Later that day, Henry returned home to find Theresa and Leonide packing their belongings into two large trunks. An enraged Henry began drinking, interrupting his bender to purchase the murder weapon. When night fell over the quarter, the Moity women and children retired to their beds while Henry paced restlessly, drinking and contemplating the hidden cane knife. In his confession to the District Attorney, Henry admits that he considered killing himself and the children, but changed his mind when he imagined his wife “running around with Joe Caruso and the rest of them.”
As he stood over the sleeping form of Theresa, studying the angles of the knife, he suddenly found himself swinging like a man possessed. As he later recounted to the DA, “She didn’t say a word or move. She just relaxed and the blood rushed.” Rushing into Leonide’s bedroom, he struck her as she tumbled from the bed where she had been sleeping. Afterward came the grim work of cutting up the bodies, as Henry stuffed the women into the trunks they had packed hours earlier. It wasn’t the departure they had anticipated.
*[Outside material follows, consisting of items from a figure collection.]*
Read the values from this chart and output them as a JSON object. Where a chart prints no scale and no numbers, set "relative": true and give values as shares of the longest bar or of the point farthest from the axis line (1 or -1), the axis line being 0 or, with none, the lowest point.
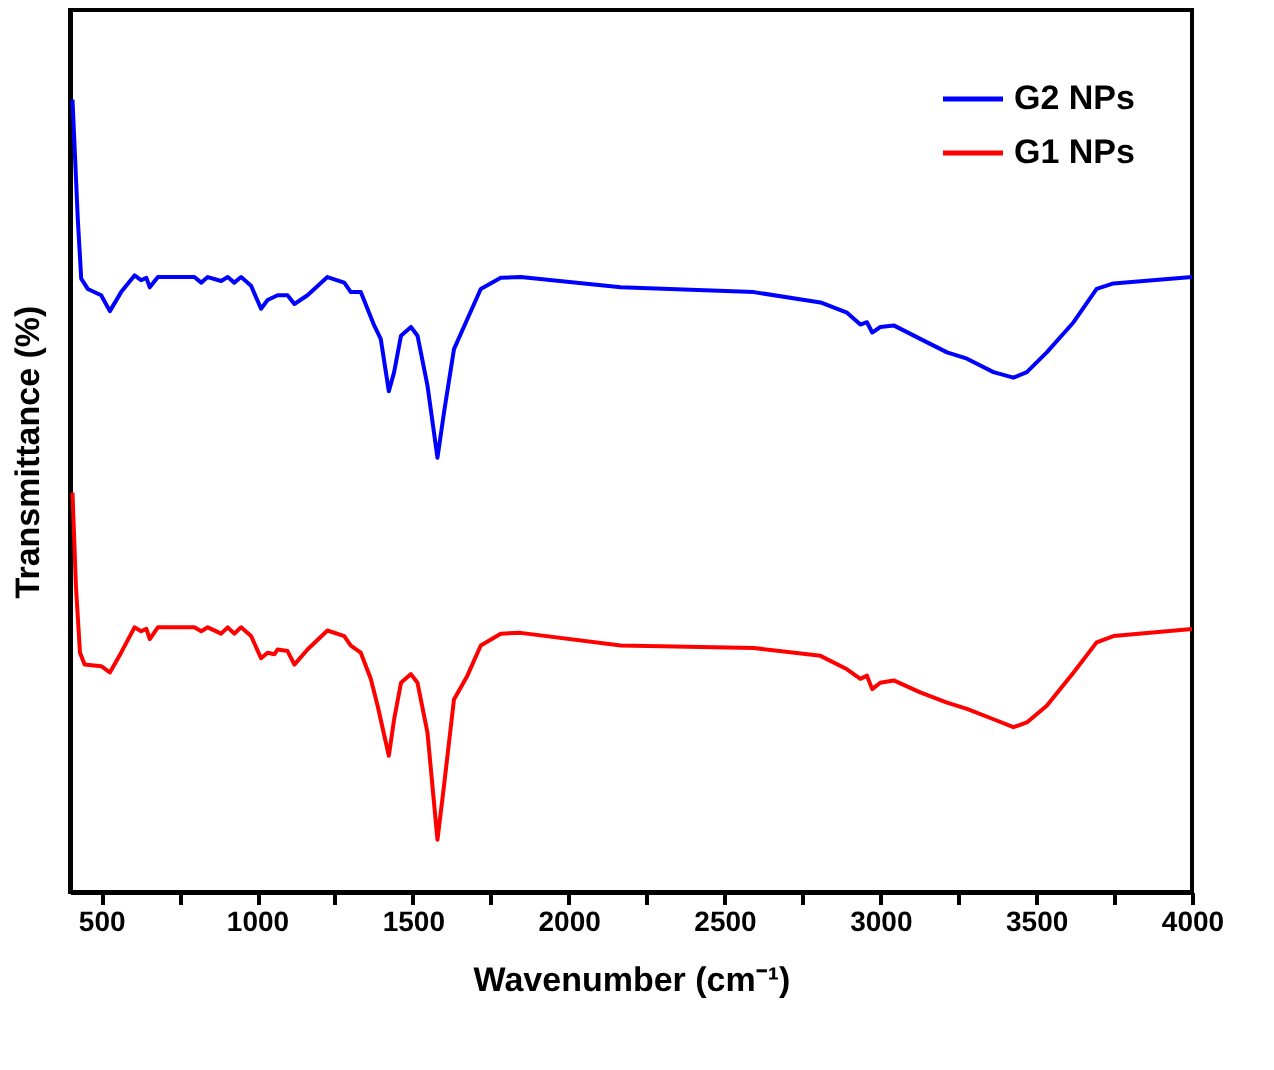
{
  "chart_data": {
    "type": "line",
    "xlabel": "Wavenumber (cm⁻¹)",
    "ylabel": "Transmittance (%)",
    "relative": true,
    "xlim": [
      400,
      4000
    ],
    "xticks": [
      500,
      {
        "value": 750,
        "label": null
      },
      1000,
      {
        "value": 1250,
        "label": null
      },
      1500,
      {
        "value": 1750,
        "label": null
      },
      2000,
      {
        "value": 2250,
        "label": null
      },
      2500,
      {
        "value": 2750,
        "label": null
      },
      3000,
      {
        "value": 3250,
        "label": null
      },
      3500,
      {
        "value": 3750,
        "label": null
      },
      4000
    ],
    "grid": false,
    "legend": "top right",
    "marker": "none",
    "line_style": "solid",
    "series": [
      {
        "name": "G2 NPs",
        "color": "#0000ff",
        "x": [
          408,
          425,
          436,
          457,
          500,
          528,
          564,
          607,
          628,
          645,
          656,
          682,
          799,
          821,
          842,
          885,
          906,
          927,
          949,
          981,
          1013,
          1034,
          1066,
          1098,
          1120,
          1162,
          1226,
          1280,
          1301,
          1333,
          1376,
          1397,
          1423,
          1440,
          1462,
          1494,
          1515,
          1547,
          1579,
          1600,
          1632,
          1675,
          1718,
          1782,
          1846,
          2167,
          2594,
          2808,
          2893,
          2936,
          2957,
          2974,
          3000,
          3043,
          3128,
          3214,
          3278,
          3363,
          3427,
          3470,
          3534,
          3620,
          3694,
          3748,
          4000
        ],
        "values": [
          1.0,
          0.849,
          0.774,
          0.761,
          0.753,
          0.733,
          0.757,
          0.778,
          0.772,
          0.775,
          0.763,
          0.776,
          0.776,
          0.769,
          0.776,
          0.771,
          0.776,
          0.769,
          0.776,
          0.765,
          0.736,
          0.747,
          0.753,
          0.753,
          0.742,
          0.753,
          0.776,
          0.769,
          0.757,
          0.757,
          0.715,
          0.698,
          0.632,
          0.656,
          0.702,
          0.713,
          0.702,
          0.639,
          0.548,
          0.605,
          0.685,
          0.723,
          0.761,
          0.775,
          0.776,
          0.763,
          0.757,
          0.744,
          0.731,
          0.716,
          0.719,
          0.706,
          0.713,
          0.715,
          0.698,
          0.681,
          0.673,
          0.656,
          0.649,
          0.656,
          0.681,
          0.719,
          0.761,
          0.768,
          0.776
        ]
      },
      {
        "name": "G1 NPs",
        "color": "#ff0000",
        "x": [
          408,
          419,
          432,
          447,
          500,
          528,
          564,
          607,
          628,
          645,
          656,
          682,
          799,
          821,
          842,
          885,
          906,
          927,
          949,
          981,
          1013,
          1034,
          1056,
          1066,
          1098,
          1120,
          1162,
          1226,
          1280,
          1301,
          1333,
          1365,
          1387,
          1423,
          1440,
          1462,
          1494,
          1515,
          1547,
          1579,
          1600,
          1632,
          1675,
          1718,
          1782,
          1846,
          2167,
          2594,
          2808,
          2893,
          2936,
          2957,
          2974,
          3000,
          3043,
          3128,
          3214,
          3278,
          3363,
          3427,
          3470,
          3534,
          3620,
          3694,
          3748,
          4000
        ],
        "values": [
          0.504,
          0.386,
          0.302,
          0.287,
          0.285,
          0.277,
          0.302,
          0.334,
          0.329,
          0.332,
          0.319,
          0.334,
          0.334,
          0.329,
          0.334,
          0.326,
          0.334,
          0.326,
          0.334,
          0.323,
          0.295,
          0.302,
          0.3,
          0.306,
          0.304,
          0.287,
          0.306,
          0.33,
          0.323,
          0.311,
          0.302,
          0.269,
          0.235,
          0.172,
          0.218,
          0.264,
          0.275,
          0.264,
          0.201,
          0.066,
          0.134,
          0.243,
          0.273,
          0.311,
          0.326,
          0.327,
          0.311,
          0.308,
          0.298,
          0.281,
          0.269,
          0.273,
          0.256,
          0.264,
          0.267,
          0.252,
          0.239,
          0.231,
          0.218,
          0.208,
          0.214,
          0.235,
          0.277,
          0.315,
          0.323,
          0.332
        ]
      }
    ]
  }
}
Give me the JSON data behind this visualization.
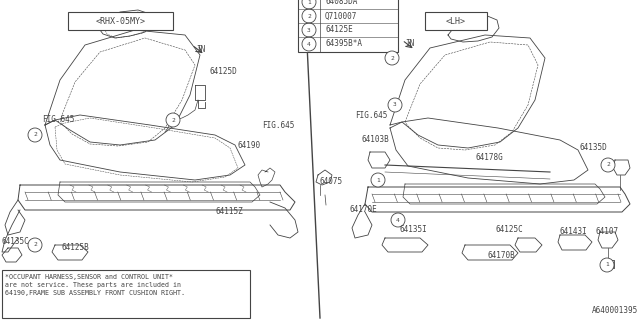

In March 1928, Henry was convicted of Theresa’s murder and sentenced to life in prison.
Throughout his trial and imprisonment, he insisted that he still loved his wife, even claiming to be married in the 1940 US Census, years after her death. His 1941 appeal for a pardon was rejected by the governor and in 1944, he briefly escaped from the Louisiana State Penitentiary. Excepting his prison escape, the warden’s 1957 letter claimed that Henry was “one of the best prisoners we’ve ever had.” He continued to paint in prison, his portrait of Huey Long even making its way into the Baton Rouge governor’s mansion, where it hung for many years. In 1957, he died of a stroke in California’s Folsom Prison, where he is buried.
One of the most extraordinary aspects of the sensational “Trunk Murders” is how completely they have been forgotten. While tour guides repeat tales of New Orleans’s more famous criminals, they exclude the murders that the 1927 Times-Picayune proclaimed to be “the most brutal committed in New Orleans crime history.”
Though the legacy of Henry’s crime may persist in another local legend: the “Sausage Ghost.” Recounted in the 1945 Louisiana folklore collection, Gumbo Ya-Ya, the tale tells of a woman murdered by her butcher husband and turned into—you guessed it—sausages, to be sold to unsuspecting customers on Ursulines Avenue.
Is it possible that the Big Easy’s version of Sweeney Todd was born of the 1927 trunk murders, altered in retellings to more nightmarish proportions? Though details differ between the Sausage Ghost legend and the trunk murders case, Henry Moity’s November 2 proclamation through the bars of his prison to Times-Picayune reporters certainly nags the question: “If I ever get my hands on that Joe Caruso I’ll chop him up into little pieces, not big pieces like my wife, but little pieces—My God, I’ll make him look like something that’s been run through a sausage mill!”